Молча шагая рядом, Торвард конунг слушал эту семейную, обыденную болтовню без скуки, даже с удовольствием. В этих нехитрых предметах не было и следа той тоски, которая его мучила, напротив, Гельд в его глазах олицетворял теплый мир дружеских и родственных привязанностей: на одном конце его мира находился сам Хеймир конунг, отец Хельги ярла, которому Гельд приходился двоюродным дядей, а на другом – годовалый Бьерн, сын его падчерицы Асты, вышедшей замуж за овдовевшего Эрнольва ярла, причем по причине ее пылкой любви и восхищения, которые не охладили ни разница в тридцать лет, ни внешность Эрнольва Одноглазого – внушительная и впечатляющая, но уж никак не красивая! И дела обоих, как Хеймира конунга, так и «разбойника» Ерре, Гельду были в равной степени близки и интересны. От одного его присутствия становилось легче на душе: он всегда приносил с собой бодрость, оживленность, дружелюбие, и рядом с ним невозможно было не верить, что все еще сложится просто отлично.

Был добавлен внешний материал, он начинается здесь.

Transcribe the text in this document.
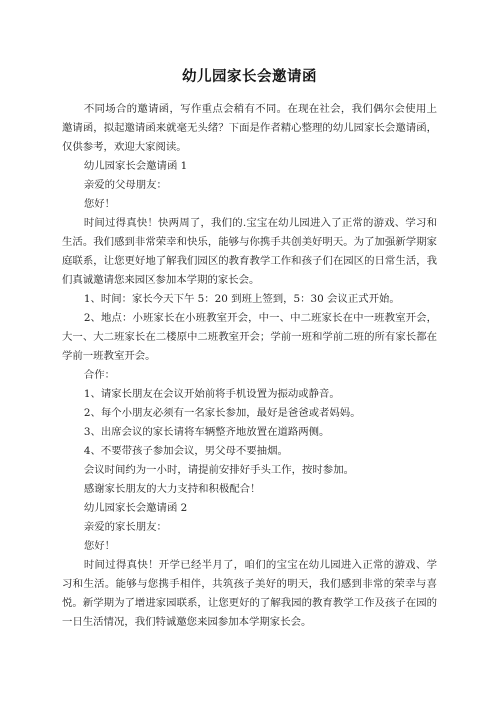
幼儿园家长会邀请函

不同场合的邀请函，写作重点会稍有不同。在现在社会，我们偶尔会使用上邀请函，拟起邀请函来就毫无头绪？下面是作者精心整理的幼儿园家长会邀请函，仅供参考，欢迎大家阅读。

幼儿园家长会邀请函 1

亲爱的父母朋友：

您好！

时间过得真快！快两周了，我们的.宝宝在幼儿园进入了正常的游戏、学习和生活。我们感到非常荣幸和快乐，能够与你携手共创美好明天。为了加强新学期家庭联系，让您更好地了解我们园区的教育教学工作和孩子们在园区的日常生活，我们真诚邀请您来园区参加本学期的家长会。

1、时间：家长今天下午 5：20 到班上签到，5：30 会议正式开始。

2、地点：小班家长在小班教室开会，中一、中二班家长在中一班教室开会，大一、大二班家长在二楼原中二班教室开会；学前一班和学前二班的所有家长都在学前一班教室开会。

合作：

1、请家长朋友在会议开始前将手机设置为振动或静音。

2、每个小朋友必须有一名家长参加，最好是爸爸或者妈妈。

3、出席会议的家长请将车辆整齐地放置在道路两侧。

4、不要带孩子参加会议，男父母不要抽烟。

会议时间约为一小时，请提前安排好手头工作，按时参加。

感谢家长朋友的大力支持和积极配合！

幼儿园家长会邀请函 2

亲爱的家长朋友：

您好！

时间过得真快！开学已经半月了，咱们的宝宝在幼儿园进入正常的游戏、学习和生活。能够与您携手相伴，共筑孩子美好的明天，我们感到非常的荣幸与喜悦。新学期为了增进家园联系，让您更好的了解我园的教育教学工作及孩子在园的一日生活情况，我们特诚邀您来园参加本学期家长会。
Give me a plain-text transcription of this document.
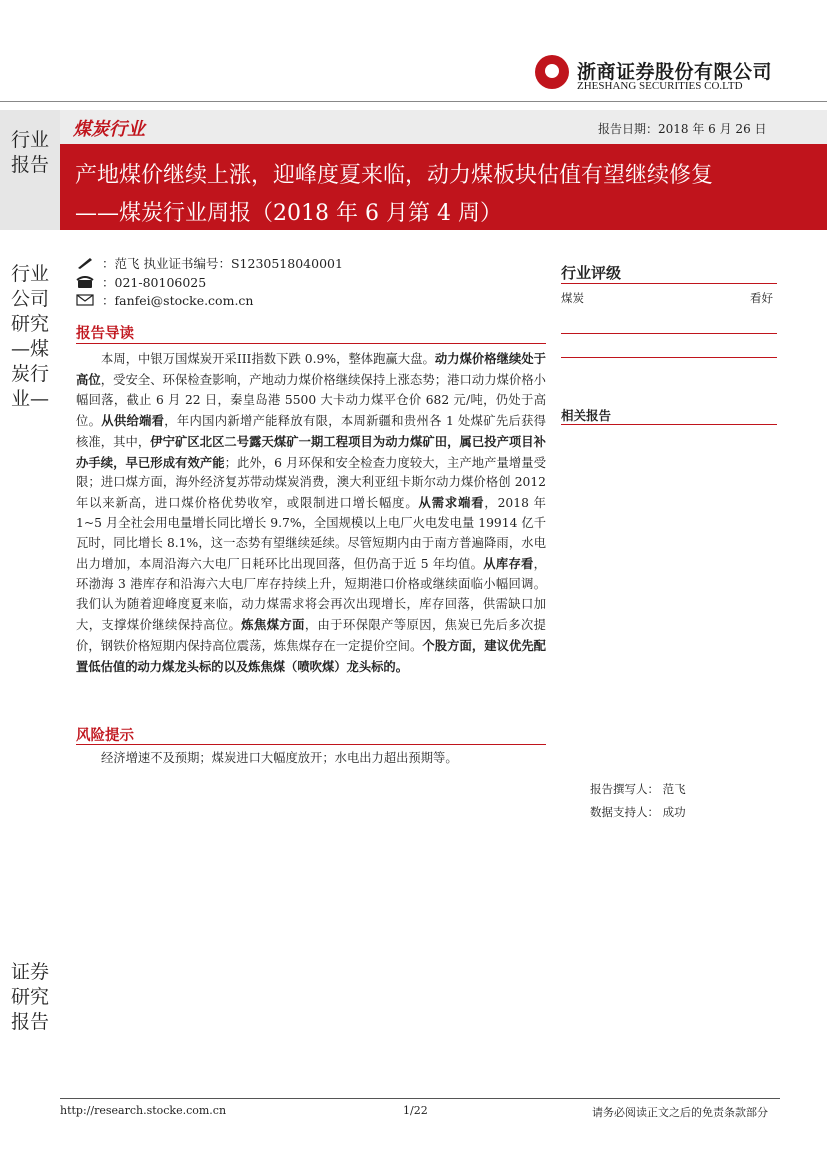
浙商证券股份有限公司
ZHESHANG SECURITIES CO.LTD
行业报告
行业公司研究—煤炭行业—
证券研究报告
煤炭行业	报告日期：2018 年 6 月 26 日
产地煤价继续上涨，迎峰度夏来临，动力煤板块估值有望继续修复
——煤炭行业周报（2018 年 6 月第 4 周）
：范飞 执业证书编号：S1230518040001
：021-80106025
：fanfei@stocke.com.cn
报告导读
本周，中银万国煤炭开采III指数下跌 0.9%，整体跑赢大盘。动力煤价格继续处于高位，受安全、环保检查影响，产地动力煤价格继续保持上涨态势；港口动力煤价格小幅回落，截止 6 月 22 日，秦皇岛港 5500 大卡动力煤平仓价 682 元/吨，仍处于高位。从供给端看，年内国内新增产能释放有限，本周新疆和贵州各 1 处煤矿先后获得核准，其中，伊宁矿区北区二号露天煤矿一期工程项目为动力煤矿田，属已投产项目补办手续，早已形成有效产能；此外，6 月环保和安全检查力度较大，主产地产量增量受限；进口煤方面，海外经济复苏带动煤炭消费，澳大利亚纽卡斯尔动力煤价格创 2012 年以来新高，进口煤价格优势收窄，或限制进口增长幅度。从需求端看，2018 年 1~5 月全社会用电量增长同比增长 9.7%，全国规模以上电厂火电发电量 19914 亿千瓦时，同比增长 8.1%，这一态势有望继续延续。尽管短期内由于南方普遍降雨，水电出力增加，本周沿海六大电厂日耗环比出现回落，但仍高于近 5 年均值。从库存看，环渤海 3 港库存和沿海六大电厂库存持续上升，短期港口价格或继续面临小幅回调。我们认为随着迎峰度夏来临，动力煤需求将会再次出现增长，库存回落，供需缺口加大，支撑煤价继续保持高位。炼焦煤方面，由于环保限产等原因，焦炭已先后多次提价，钢铁价格短期内保持高位震荡，炼焦煤存在一定提价空间。个股方面，建议优先配置低估值的动力煤龙头标的以及炼焦煤（喷吹煤）龙头标的。
风险提示
经济增速不及预期；煤炭进口大幅度放开；水电出力超出预期等。
行业评级
煤炭	看好
相关报告
报告撰写人： 范飞
数据支持人： 成功
http://research.stocke.com.cn	1/22	请务必阅读正文之后的免责条款部分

В гостевом доме Аскегорда челядь уже разожгла огонь в очагах и перетряхивала слежавшиеся тюфяки, а Гельд и Болли вместе с хозяевами пошли в гридницу. Болли Рыжий, поместившись недалеко от дверей, потешал всякими байками работников и детей, а Гельда Подкидыша посадили на самое почетное место. Рассказывал он о вещах не менее занимательных: о громадном пожаре на Ветровом мысу, где множество корабельных сараев стояло, вопреки рассудку, почти вплотную друг к другу, так что все они сгорели сразу, и в поселении, где как раз собирался большой осенний торг, оказалось сразу очень много людей и много товаров, которые не на чем было вывозить. То-то радовались слушатели, которые уплыли с этого самого торга за несколько дней до пожара! А Торвард конунг сидел с жутковатым чувством вора, который вот-вот будет уличен. В этот раз злая судьба немного промахнулась и позволила ему ускользнуть, а приготовленная для него беда досталась другим людям! Эти погребальные мысли, так похожие на те, что мучили зимой, были ему противны, и он усилием воли гнал их прочь, старался прислушиваться к веселому разговору Гельда с гостями и домочадцами.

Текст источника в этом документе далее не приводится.